Seed mortality in untilled soil: Range of mortality estimates (percentage of seed mortality in one year) for buried seeds in untilled soil. Values were chosen where possible for seeds placed at depths below the emergence depth for the species and left undisturbed until assessment. Mortality primarily represents seed deterioration in soil.

Seed mortality in tilled soil: Range of mortality estimates (percentage of seed mortality in one year) for seeds in tilled soil. Values were chosen for seeds placed within the tillage depth and subjected to at least annual tillage events. Seed losses are the result of dormancy-breaking cues induced by tillage, germination and deterioration of un-germinated seeds.

Typical emergence season: Time of year when most emergence occurs in the typical regions of occurrence for each weed. Some emergence may occur outside of this range.

Optimum emergence depth: Soil depths (in inches below the soil surface) from which most seedlings emerge. Lower rates of emergence usually will occur at depths just above or just below this range.

Photosynthesis type: Codes “C3” or “C4” refer to the metabolic pathway for fixing carbon dioxide during photosynthesis. Generally, C3 plants function better in cooler seasons or environments and C4 plants function better in warmer seasons or environments.

Frost tolerance: Relative tolerance of plants to freezing temperatures (high, moderate, low).

Drought tolerance: Relative tolerance of plants to drought (high, moderate, low).

Mycorrhiza: Presence of mycorrhizal fungi. “Yes” if present; “no” if documented not to be present, “unclear” if there are reports of both presence and absence; “variable” if the weed can function either with or without, depending on the soil environment.
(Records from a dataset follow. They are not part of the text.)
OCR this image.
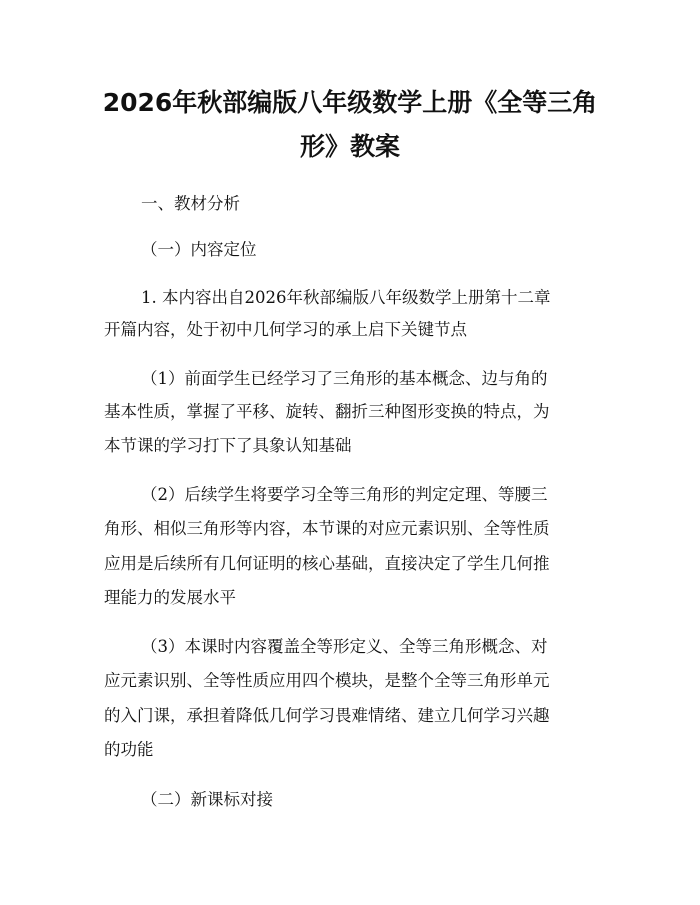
2026年秋部编版八年级数学上册《全等三角
形》教案

一、教材分析

（一）内容定位

1. 本内容出自2026年秋部编版八年级数学上册第十二章

开篇内容，处于初中几何学习的承上启下关键节点

（1）前面学生已经学习了三角形的基本概念、边与角的

基本性质，掌握了平移、旋转、翻折三种图形变换的特点，为

本节课的学习打下了具象认知基础

（2）后续学生将要学习全等三角形的判定定理、等腰三

角形、相似三角形等内容，本节课的对应元素识别、全等性质

应用是后续所有几何证明的核心基础，直接决定了学生几何推

理能力的发展水平

（3）本课时内容覆盖全等形定义、全等三角形概念、对

应元素识别、全等性质应用四个模块，是整个全等三角形单元

的入门课，承担着降低几何学习畏难情绪、建立几何学习兴趣

的功能

（二）新课标对接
Response to nutrients: Relative plant growth response to the nutrient content of soil, primarily N, P, K (high, moderate, low).

Emergence to flowering: Length of time (weeks) after emergence for plants to begin flowering given typical emergence in the region of occurrence. For species emerging in fall, “emergence to flowering” means time from resumption of growth in spring to first flowering.

Flowering to viable seed: Length of time (weeks) after flowering for seeds to become viable.

Pollination: “Self” refers to species that exclusively self-pollinate, “cross” refers to species that exclusively cross-pollinate, “self, can cross” refer to species that primarily self-pollinate, but also cross-pollinate at a low rate, and “both” refers to species that both self-pollinate and cross-pollinate at relatively similar rates.

Typical and high seed production potential: The first value is seed production (seeds per plant) under typical conditions with crop and weed competition. The second value, high seed production, refers to conditions of low density without crop competition. Numbers are rounded off to a magnitude that is representative of often highly variable reported values.

Further Reading

Bassett, I.J. and C.W. Crompton. 1978. The biology of Canadian weeds. 32. Chenopodium album L. Canadian Journal of Plant Science 58: 1061–1072.

Henson, I.E. 1970. Effects of light, potassium nitrate and temperature on the germination of Chenopodium album L. Weed Research 10: 27–39.

Mohler, C.L., B.A. Caldwell, C.A. Marschner, S. Cordeau, Q. Maqsood, M.R. Ryan, A. DiTommaso. 2018. Weed seed bank and weed biomass dynamics in a long-term organic vegetable cropping systems experiment. Weed Science 66: 611–626.

Williams, J.T. 1963. Ecological Flora of the British Isles. Chenopodium album L. Journal of Ecology 51: 711–725.